Наполеонов обоз. Книга 2. Белые лошади - стр. 13

Рыжие?!! Он вздрогнул, рванулся и сел, тараща глаза в темноте палатки, дыша заполошными рывками. Сердце тугими толчками заливало грудь непереносимым горем. «Сон, – сказал он себе чуть ли не вслух. – Это просто сон… Я задремал и не заметил». Повалился на спину и долго так лежал, приходя в себя… Нет-нет, это не про нас, говорил себе, у нас всё будет здорово: ясно и радостно. Никаких цыганских страданий. Никто не встанет между нами, – с какой стати? Мы же положены друг другу


Это мама вполголоса говорила на кухне сестре Светлане, а он нечаянно услышал из своей комнаты: «Поразительная убеждённость обоих, что они положены друг другу, – негромко сказала мама, – и с такого малого возраста! И ведь не скрываются, не смущаются ничуть. Над ними и подшучивать неинтересно. Странно: будто обручили их с пеленок и они это знают и понимают как… неизбежность». Она помолчала и добавила: «Это, по крайней мере, заслуживает уважения». Светлана фыркнула и отозвалась: «Чушь, детство какое-то!
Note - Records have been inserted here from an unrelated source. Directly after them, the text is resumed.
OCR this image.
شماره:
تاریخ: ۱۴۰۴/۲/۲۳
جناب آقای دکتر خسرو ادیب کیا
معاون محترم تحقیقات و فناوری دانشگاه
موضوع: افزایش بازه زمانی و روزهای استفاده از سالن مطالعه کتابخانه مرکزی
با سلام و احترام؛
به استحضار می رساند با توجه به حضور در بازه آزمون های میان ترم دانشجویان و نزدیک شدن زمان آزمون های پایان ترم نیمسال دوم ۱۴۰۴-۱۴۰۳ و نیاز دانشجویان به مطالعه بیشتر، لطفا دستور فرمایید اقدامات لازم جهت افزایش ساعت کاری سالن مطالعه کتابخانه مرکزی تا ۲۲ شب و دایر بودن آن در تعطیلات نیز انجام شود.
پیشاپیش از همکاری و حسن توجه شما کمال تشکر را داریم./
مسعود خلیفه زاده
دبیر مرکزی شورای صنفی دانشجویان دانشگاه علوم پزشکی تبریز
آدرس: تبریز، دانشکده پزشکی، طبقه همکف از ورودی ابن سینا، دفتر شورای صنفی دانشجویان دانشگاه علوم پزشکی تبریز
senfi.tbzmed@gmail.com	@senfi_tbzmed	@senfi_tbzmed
Вот увидишь, сто раз у него всё переменится».


Снаружи по-прежнему разливались, соперничая друг с другом, соловьи, но уже подавали голоса и синички, и трясогузки, и прочая мелочь…

Видимо, он опять задремал, потому что растолкал его Цагар: бодрый и уже умытый озёрной водой, отряхивался, как пёс, с всклокоченной шевелюры веером летели Стаху на лицо холодные капли. «У меня, чувак, будильник прямо в мозг вставлен, – похвастался. – Приказываю себе изнутри: проснуться в три ночи, – и ровно за минуту… просыпаюсь!»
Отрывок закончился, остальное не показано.